Last week was not a good week for the public cloud infrastructure business or for the companies that depend on them. “>
To some degree, the struggle continues.
First, the so-called Shellshock Bash Bug (CVE-2014-6271), discovered in just about every server running Unix and its various flavors (including Linux, which is the OS for every Qbox node), made its appearance, requiring a system-wide patch, not only at the VM level but also at the root machine level.
Then, later last week, an undisclosed vulnerability was discovered in the Xen hypervisor, which is the virtualization engine underpinning much of the public cloud, including most VM’s at AWS and all Rackspace VM’s. Xen Foundation has not made details of this vulnerability public, and all partners who use it are bound by non-disclosure from discussing it, so both companies were secretive in the nature of this vulnerability and announced the quite sudden necessity of rebooting entire datacenters.
Although both Rackspace and the Xen Foundation deny that the events are connected, the vulnerability must have been serious enough, as both companies will surely take a hit on their uptime SLA’s. A Forbes technology pundit called it “an example of how NOT to respond to a critical fault.”
These chains of events resulted in some unexpected downtime for some of our customers, compounded by mistakes we made that could have been handled better. This post is therefore both explanation and mea culpa.
To provide some background, Qbox is architected to enable customers to locate their Elasticsearch indexes in the same data center as their primary data store and other infrastructure. This not only vastly improves performance over choosing a remote service provider, it also removes abstractions between you and the underlying application.
We also learned early on that price limiting our customers based on documents, queries, or storage limited the number of use cases in which a hosted model made sense, at least for this particular technology. To us, a shared model was sub-optimal when your underlying technology involves bulk indexing and memory-intensive facets that at any moment can hoover the resources from everybody else and degrade performance system wide.
Therefore, selling our service by the node has been our approach, and for the most part, we think it has enabled us to have the most cost -effective and most production-ready service available.

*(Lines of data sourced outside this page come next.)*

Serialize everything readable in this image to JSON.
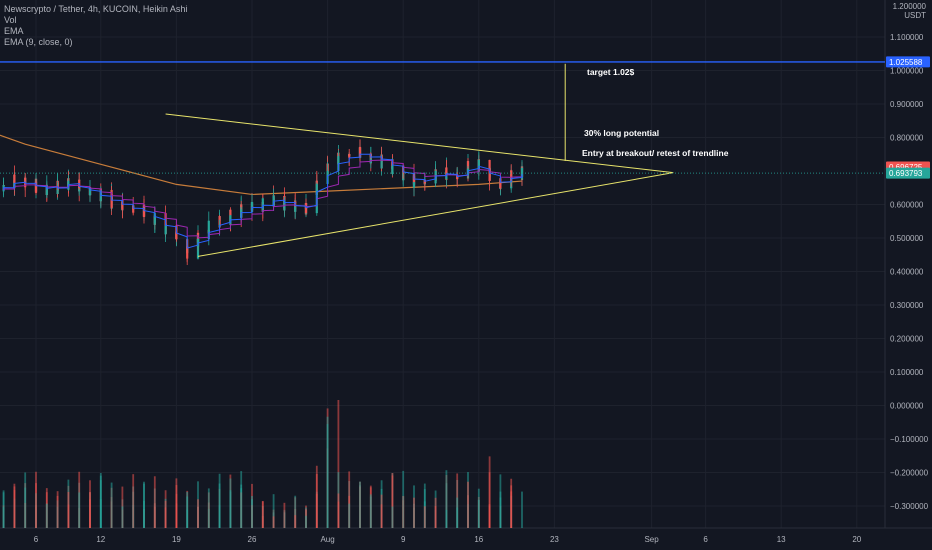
{
  "legend": {
    "title": "Newscrypto / Tether, 4h, KUCOIN, Heikin Ashi",
    "vol": "Vol",
    "ema1": "EMA",
    "ema2": "EMA (9, close, 0)"
  },
  "axis": {
    "unit_top": "1.200000",
    "unit": "USDT",
    "y_ticks": [
      "1.100000",
      "1.000000",
      "0.900000",
      "0.800000",
      "0.600000",
      "0.500000",
      "0.400000",
      "0.300000",
      "0.200000",
      "0.100000",
      "0.000000",
      "−0.100000",
      "−0.200000",
      "−0.300000"
    ],
    "y_tick_values": [
      1.1,
      1.0,
      0.9,
      0.8,
      0.6,
      0.5,
      0.4,
      0.3,
      0.2,
      0.1,
      0.0,
      -0.1,
      -0.2,
      -0.3
    ],
    "x_ticks": [
      "6",
      "12",
      "19",
      "26",
      "Aug",
      "9",
      "16",
      "23",
      "Sep",
      "6",
      "13",
      "20"
    ],
    "x_tick_dates": [
      "2021-07-06",
      "2021-07-12",
      "2021-07-19",
      "2021-07-26",
      "2021-08-02",
      "2021-08-09",
      "2021-08-16",
      "2021-08-23",
      "2021-09-01",
      "2021-09-06",
      "2021-09-13",
      "2021-09-20"
    ]
  },
  "price_labels": {
    "target_level": "1.025588",
    "red_label": "0.696725",
    "green_label": "0.693793"
  },
  "annotations": {
    "target": "target 1.02$",
    "potential": "30% long potential",
    "entry": "Entry at breakout/ retest of trendline"
  },
  "colors": {
    "bg": "#131722",
    "up": "#26a69a",
    "down": "#ef5350",
    "ema_long": "#c77c3a",
    "ema_short": "#9c27b0",
    "ema_blue": "#2962ff",
    "trendline": "#e8e46b",
    "target_line": "#2962ff"
  },
  "chart_data": {
    "type": "candlestick",
    "symbol": "Newscrypto / Tether",
    "timeframe": "4h",
    "exchange": "KUCOIN",
    "style": "Heikin Ashi",
    "ylim": [
      -0.33,
      1.2
    ],
    "price_path": [
      {
        "x": "2021-07-01",
        "y": 0.64
      },
      {
        "x": "2021-07-04",
        "y": 0.67
      },
      {
        "x": "2021-07-07",
        "y": 0.65
      },
      {
        "x": "2021-07-10",
        "y": 0.66
      },
      {
        "x": "2021-07-13",
        "y": 0.61
      },
      {
        "x": "2021-07-16",
        "y": 0.58
      },
      {
        "x": "2021-07-19",
        "y": 0.5
      },
      {
        "x": "2021-07-20",
        "y": 0.46
      },
      {
        "x": "2021-07-22",
        "y": 0.53
      },
      {
        "x": "2021-07-25",
        "y": 0.58
      },
      {
        "x": "2021-07-28",
        "y": 0.61
      },
      {
        "x": "2021-07-31",
        "y": 0.59
      },
      {
        "x": "2021-08-02",
        "y": 0.71
      },
      {
        "x": "2021-08-04",
        "y": 0.76
      },
      {
        "x": "2021-08-07",
        "y": 0.73
      },
      {
        "x": "2021-08-10",
        "y": 0.67
      },
      {
        "x": "2021-08-13",
        "y": 0.69
      },
      {
        "x": "2021-08-16",
        "y": 0.72
      },
      {
        "x": "2021-08-18",
        "y": 0.66
      },
      {
        "x": "2021-08-20",
        "y": 0.7
      }
    ],
    "ema_long_path": [
      {
        "x": "2021-06-28",
        "y": 0.86
      },
      {
        "x": "2021-07-05",
        "y": 0.78
      },
      {
        "x": "2021-07-12",
        "y": 0.72
      },
      {
        "x": "2021-07-19",
        "y": 0.66
      },
      {
        "x": "2021-07-26",
        "y": 0.63
      },
      {
        "x": "2021-08-02",
        "y": 0.64
      },
      {
        "x": "2021-08-09",
        "y": 0.65
      },
      {
        "x": "2021-08-16",
        "y": 0.66
      },
      {
        "x": "2021-08-20",
        "y": 0.67
      }
    ],
    "drawings": {
      "upper_trendline": [
        {
          "x": "2021-07-18",
          "y": 0.87
        },
        {
          "x": "2021-09-03",
          "y": 0.695
        }
      ],
      "lower_trendline": [
        {
          "x": "2021-07-21",
          "y": 0.445
        },
        {
          "x": "2021-09-03",
          "y": 0.695
        }
      ],
      "target_level": 1.025588,
      "vertical_marker": {
        "x": "2021-08-24",
        "y_from": 0.73,
        "y_to": 1.02
      }
    },
    "volume_note": "volume bars shown at bottom of pane"
  }
}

Like many customers, the notifications from both infrastructure partners came late, and for a great many applications, a little scheduled downtime is not a huge problem, usually requiring only a few seconds to a minute or so. For clustered applications that act as their own load balancer such as Elasticsearch, however, this presents a bigger problem. Rebalancing takes a period, during which time performance may be affected, especially if the node was on the edge of being under-resourced in the first place.
For example, if a 5-node cluster loses 1 node, it will likely just rebalance and not lose much in the way of performance. If several nodes at one time are lost, or if it is in a constant state of rebalancing, the remaining nodes could be overloaded and thus become unresponsive. If 1 node out of 3 nodes goes out, one-third of the computing resource vanishes.

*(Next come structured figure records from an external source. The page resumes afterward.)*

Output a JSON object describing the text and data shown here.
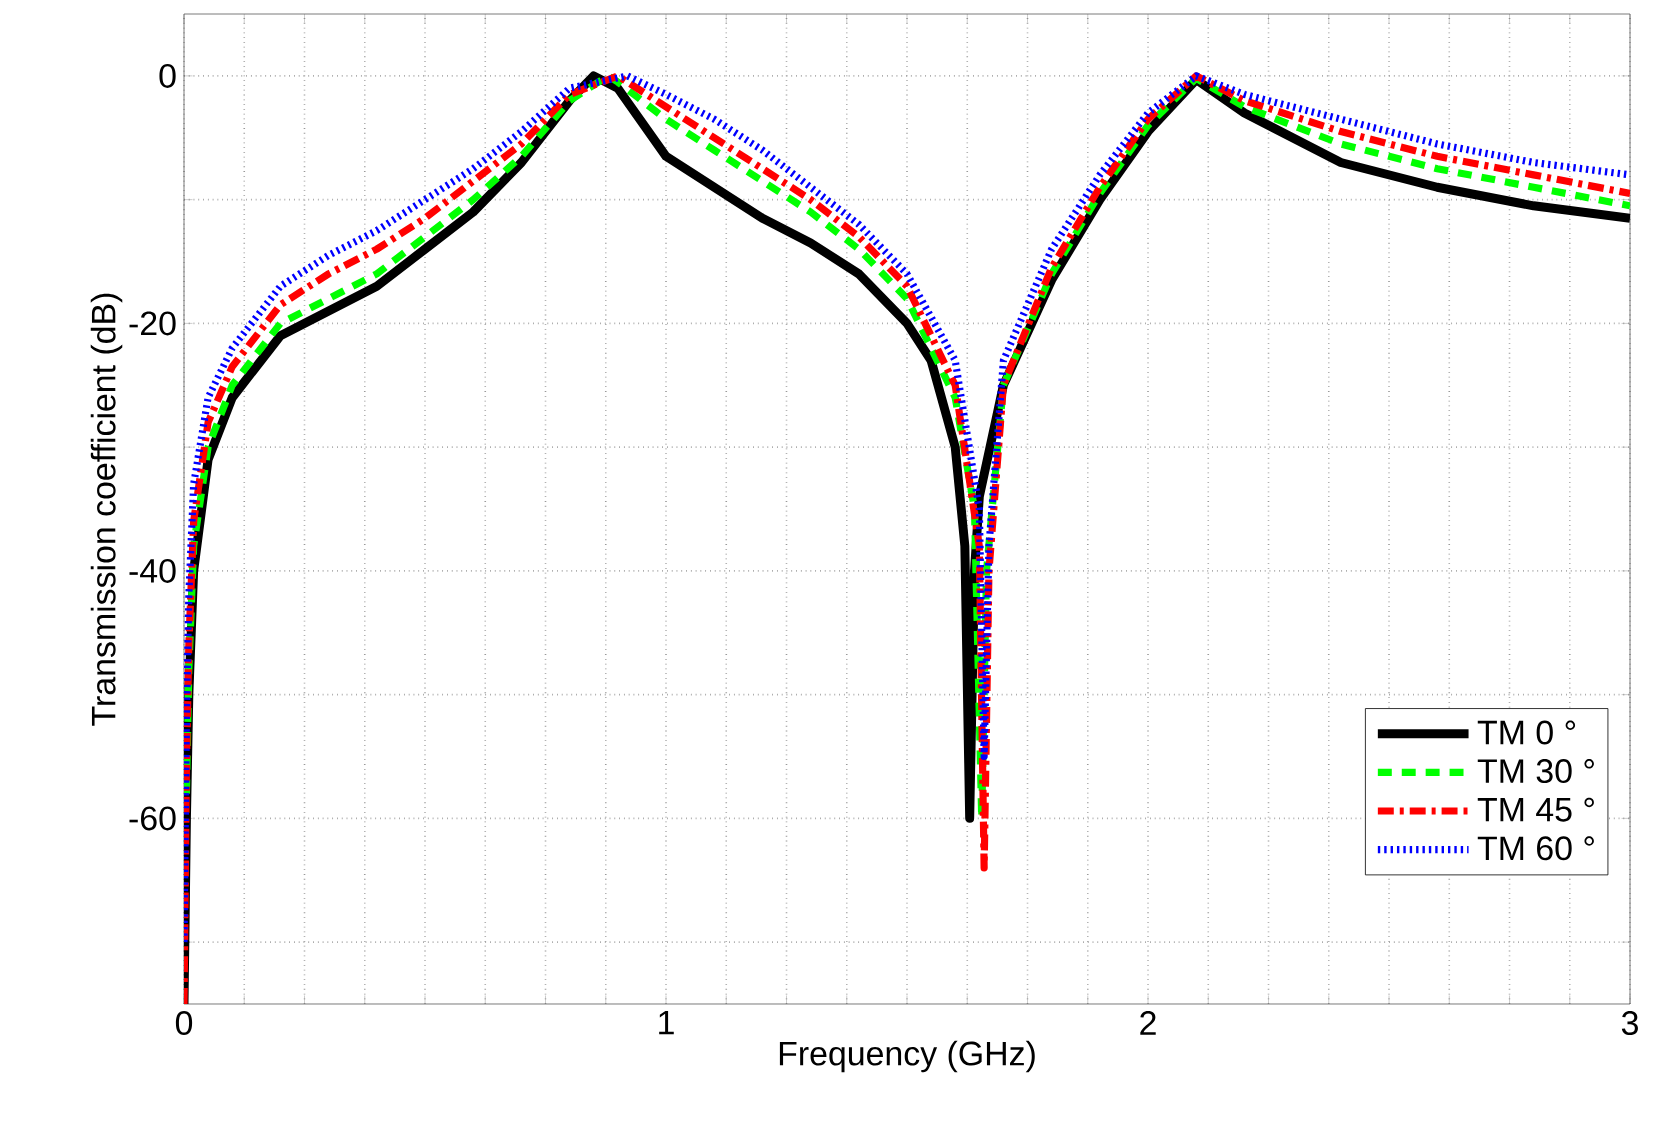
{
  "chart_data": {
    "type": "line",
    "xlabel": "Frequency (GHz)",
    "ylabel": "Transmission coefficient (dB)",
    "xlim": [
      0,
      3
    ],
    "ylim": [
      -75,
      5
    ],
    "xticks": [
      0,
      {
        "value": 0.125,
        "label": null
      },
      {
        "value": 0.25,
        "label": null
      },
      {
        "value": 0.375,
        "label": null
      },
      {
        "value": 0.5,
        "label": null
      },
      {
        "value": 0.625,
        "label": null
      },
      {
        "value": 0.75,
        "label": null
      },
      {
        "value": 0.875,
        "label": null
      },
      1,
      {
        "value": 1.125,
        "label": null
      },
      {
        "value": 1.25,
        "label": null
      },
      {
        "value": 1.375,
        "label": null
      },
      {
        "value": 1.5,
        "label": null
      },
      {
        "value": 1.625,
        "label": null
      },
      {
        "value": 1.75,
        "label": null
      },
      {
        "value": 1.875,
        "label": null
      },
      2,
      {
        "value": 2.125,
        "label": null
      },
      {
        "value": 2.25,
        "label": null
      },
      {
        "value": 2.375,
        "label": null
      },
      {
        "value": 2.5,
        "label": null
      },
      {
        "value": 2.625,
        "label": null
      },
      {
        "value": 2.75,
        "label": null
      },
      {
        "value": 2.875,
        "label": null
      },
      3
    ],
    "yticks": [
      {
        "value": -70,
        "label": null
      },
      -60,
      {
        "value": -50,
        "label": null
      },
      -40,
      {
        "value": -30,
        "label": null
      },
      -20,
      {
        "value": -10,
        "label": null
      },
      0
    ],
    "grid": true,
    "legend": "bottom right",
    "marker": "none",
    "series": [
      {
        "name": "TM  0 °",
        "color": "#000000",
        "line_style": "solid",
        "x": [
          0,
          0.005,
          0.01,
          0.02,
          0.05,
          0.1,
          0.2,
          0.3,
          0.4,
          0.5,
          0.6,
          0.7,
          0.8,
          0.85,
          0.9,
          1.0,
          1.1,
          1.2,
          1.3,
          1.4,
          1.5,
          1.55,
          1.6,
          1.62,
          1.63,
          1.64,
          1.65,
          1.7,
          1.8,
          1.9,
          2.0,
          2.1,
          2.2,
          2.4,
          2.6,
          2.8,
          3.0
        ],
        "values": [
          -75,
          -60,
          -50,
          -40,
          -31,
          -26,
          -21,
          -19,
          -17,
          -14,
          -11,
          -7,
          -2,
          0,
          -1,
          -6.5,
          -9,
          -11.5,
          -13.5,
          -16,
          -20,
          -23,
          -30,
          -38,
          -60,
          -40,
          -34,
          -25,
          -16.5,
          -10,
          -4.5,
          -0.3,
          -3,
          -7,
          -9,
          -10.5,
          -11.5
        ]
      },
      {
        "name": "TM  30 °",
        "color": "#00ff00",
        "line_style": "dashed",
        "x": [
          0.005,
          0.01,
          0.02,
          0.05,
          0.1,
          0.2,
          0.3,
          0.4,
          0.5,
          0.6,
          0.7,
          0.8,
          0.88,
          0.9,
          1.0,
          1.1,
          1.2,
          1.3,
          1.4,
          1.5,
          1.6,
          1.64,
          1.655,
          1.665,
          1.7,
          1.8,
          1.9,
          2.0,
          2.1,
          2.2,
          2.4,
          2.6,
          2.8,
          3.0
        ],
        "values": [
          -58,
          -48,
          -38,
          -30,
          -25,
          -20,
          -18,
          -16,
          -13,
          -10,
          -6.5,
          -2,
          0,
          -0.5,
          -3.5,
          -6,
          -8.5,
          -11,
          -14,
          -18,
          -26,
          -35,
          -60,
          -40,
          -25,
          -16,
          -9.5,
          -4,
          -0.2,
          -2.5,
          -5.5,
          -7.5,
          -9,
          -10.5
        ]
      },
      {
        "name": "TM  45 °",
        "color": "#ff0000",
        "line_style": "dashdot",
        "x": [
          0,
          0.005,
          0.01,
          0.02,
          0.05,
          0.1,
          0.2,
          0.3,
          0.4,
          0.5,
          0.6,
          0.7,
          0.8,
          0.9,
          1.0,
          1.1,
          1.2,
          1.3,
          1.4,
          1.5,
          1.6,
          1.65,
          1.66,
          1.67,
          1.7,
          1.8,
          1.9,
          2.0,
          2.1,
          2.2,
          2.4,
          2.6,
          2.8,
          3.0
        ],
        "values": [
          -75,
          -56,
          -46,
          -36,
          -28,
          -23.5,
          -18.5,
          -16,
          -14,
          -11.5,
          -8.5,
          -5.5,
          -1.5,
          0,
          -2.5,
          -5,
          -7.5,
          -10,
          -13,
          -17,
          -25,
          -38,
          -64,
          -40,
          -25,
          -15.5,
          -9,
          -3.5,
          0,
          -2,
          -4.5,
          -6.5,
          -8,
          -9.5
        ]
      },
      {
        "name": "TM  60 °",
        "color": "#0000ff",
        "line_style": "dotted",
        "x": [
          0,
          0.005,
          0.01,
          0.02,
          0.05,
          0.1,
          0.2,
          0.3,
          0.4,
          0.5,
          0.6,
          0.7,
          0.8,
          0.92,
          1.0,
          1.1,
          1.2,
          1.3,
          1.4,
          1.5,
          1.6,
          1.65,
          1.66,
          1.67,
          1.7,
          1.8,
          1.9,
          2.0,
          2.1,
          2.2,
          2.4,
          2.6,
          2.8,
          3.0
        ],
        "values": [
          -70,
          -52,
          -42,
          -33,
          -26,
          -22,
          -17,
          -14.5,
          -12.5,
          -10,
          -7.5,
          -4.5,
          -1,
          0,
          -1.5,
          -3.5,
          -6,
          -9,
          -12,
          -16,
          -23,
          -35,
          -55,
          -38,
          -23,
          -14,
          -8,
          -3,
          0,
          -1.5,
          -3.5,
          -5.5,
          -7,
          -8
        ]
      }
    ]
  }
}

So this particular action by our cloud partners not only caused some nodes to be down, it also caused some clusters to be overloaded. To make matters worse, some nodes (approximately 20 percent) that were shut down just never came back up for reasons that are still being investigated. For hours. With no reason or response from the provider. As a result, some of our most important customers with multi-node clusters were especially affected.
We compounded this mistake by making an assumption that this scheduled maintenance would be more-or-less routine. It turned out to be anything but routine. We kept making assumptions that recovery processes, coupled with our own recovery scripts would cause the downtime to correct itself. Our misunderstanding of the situation led to poor communication to the customers experiencing down time, and the lack of communication understandably angered some with production instances.

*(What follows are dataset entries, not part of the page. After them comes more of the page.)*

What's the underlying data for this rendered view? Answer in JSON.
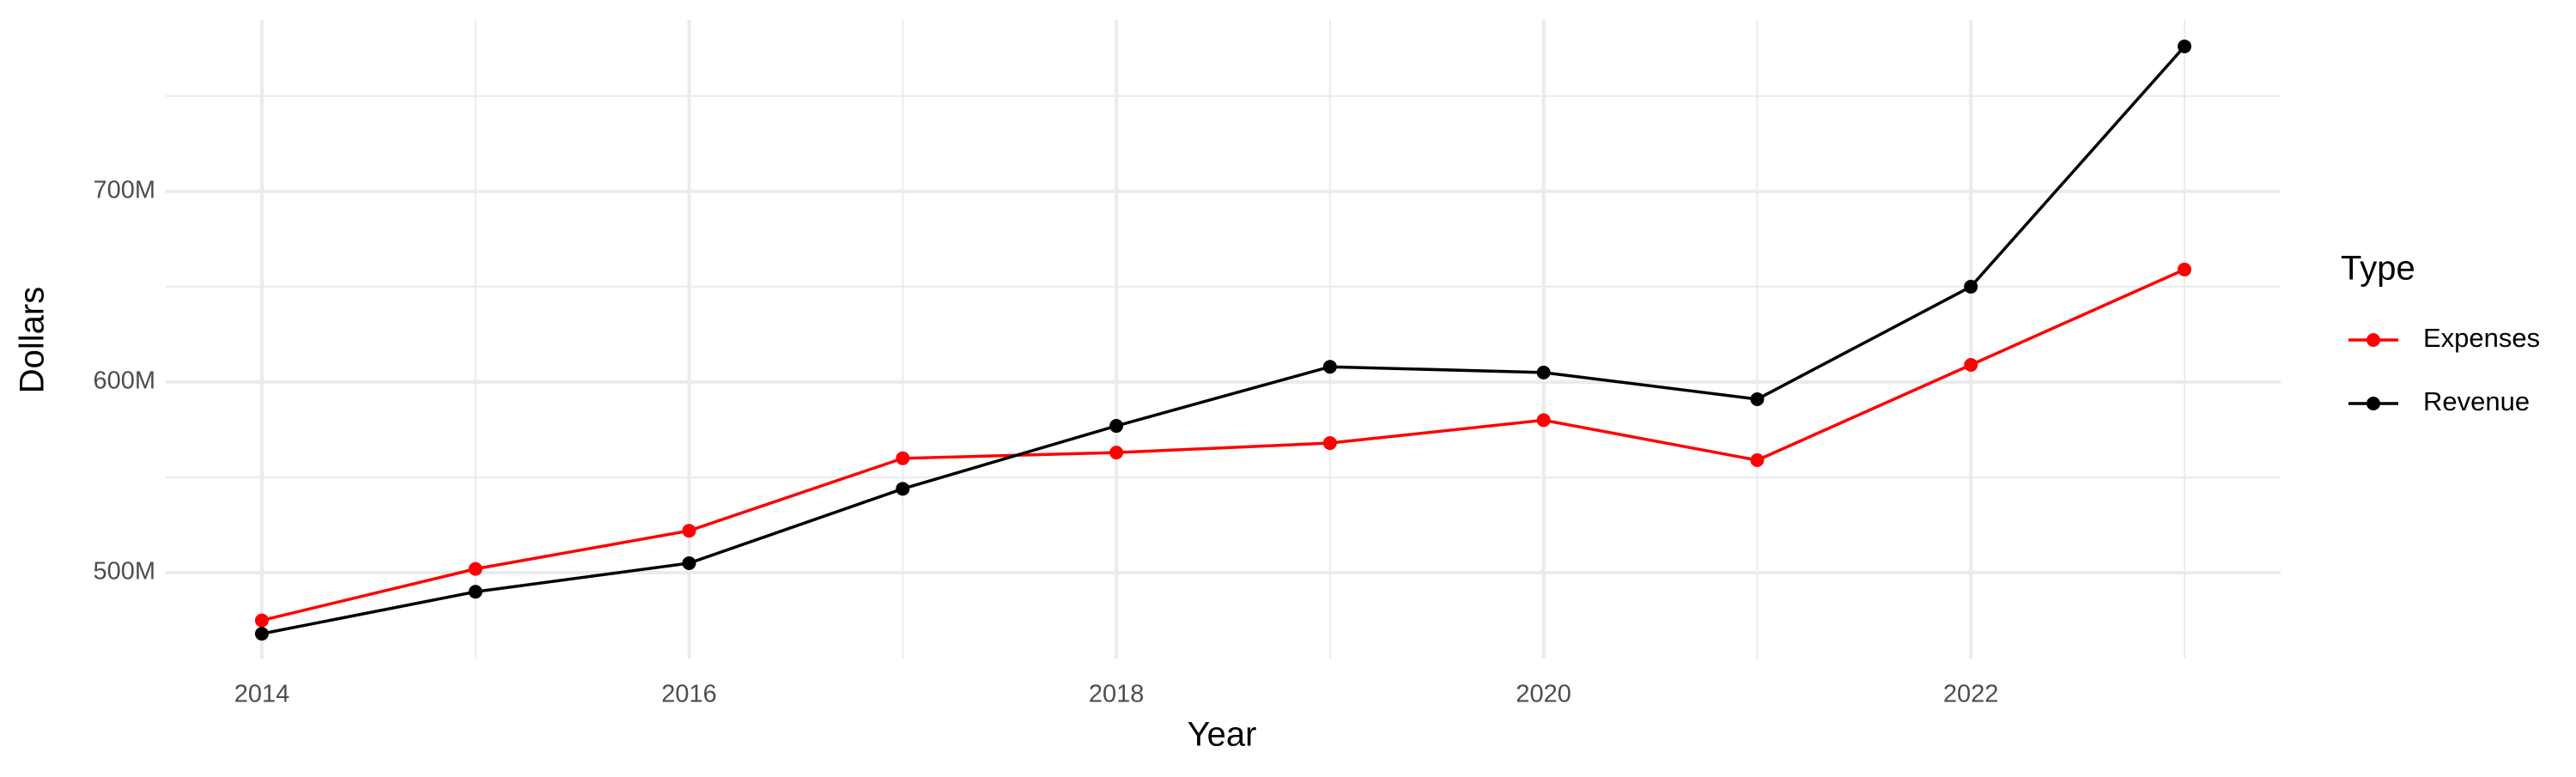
{
  "chart_data": {
    "type": "line",
    "x_label": "Year",
    "y_label": "Dollars",
    "legend_title": "Type",
    "legend_position": "right",
    "grid": true,
    "x": [
      2014,
      2015,
      2016,
      2017,
      2018,
      2019,
      2020,
      2021,
      2022,
      2023
    ],
    "series": [
      {
        "name": "Expenses",
        "color": "#ff0000",
        "values": [
          475000000,
          502000000,
          522000000,
          560000000,
          563000000,
          568000000,
          580000000,
          559000000,
          609000000,
          659000000
        ]
      },
      {
        "name": "Revenue",
        "color": "#000000",
        "values": [
          468000000,
          490000000,
          505000000,
          544000000,
          577000000,
          608000000,
          605000000,
          591000000,
          650000000,
          776000000
        ]
      }
    ],
    "xlim": [
      2013.55,
      2023.45
    ],
    "xticks": [
      2014,
      2016,
      2018,
      2020,
      2022
    ],
    "ylim": [
      455000000,
      790000000
    ],
    "yticks": [
      {
        "value": 500000000,
        "label": "500M"
      },
      {
        "value": 600000000,
        "label": "600M"
      },
      {
        "value": 700000000,
        "label": "700M"
      }
    ]
  }
}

We lost some customers over this issue, and this upsets us. However, it must be said that self-hosted deployments would have likely faced the same problems if they were using the same cloud data centers.
As of now (Sunday afternoon US Central time), none of our three cloud partners have completed this maintenance. SoftLayer has indicated that their cloud may not be vulnerable, although they leave open the possibility that it may happen in the future. Rackspace is taking a data-center-by-data-center approach, having completed Northern Virginia, and now progressing to DFW, Chicago, and so on. Their status page gives a good window on what to expect. According to their claims, AWS is only rebooting approximately 10% of their nodes, and those are being completed at 1 am UTC time. We will communicate with our affected AWS customers as the information becomes available.
We would like to invite any and all customers to share their feedback, good or bad. More importantly, this is also a good opportunity to review your use of Elasticsearch to ensure that you have an appropriately-sized cluster or to review the security situation.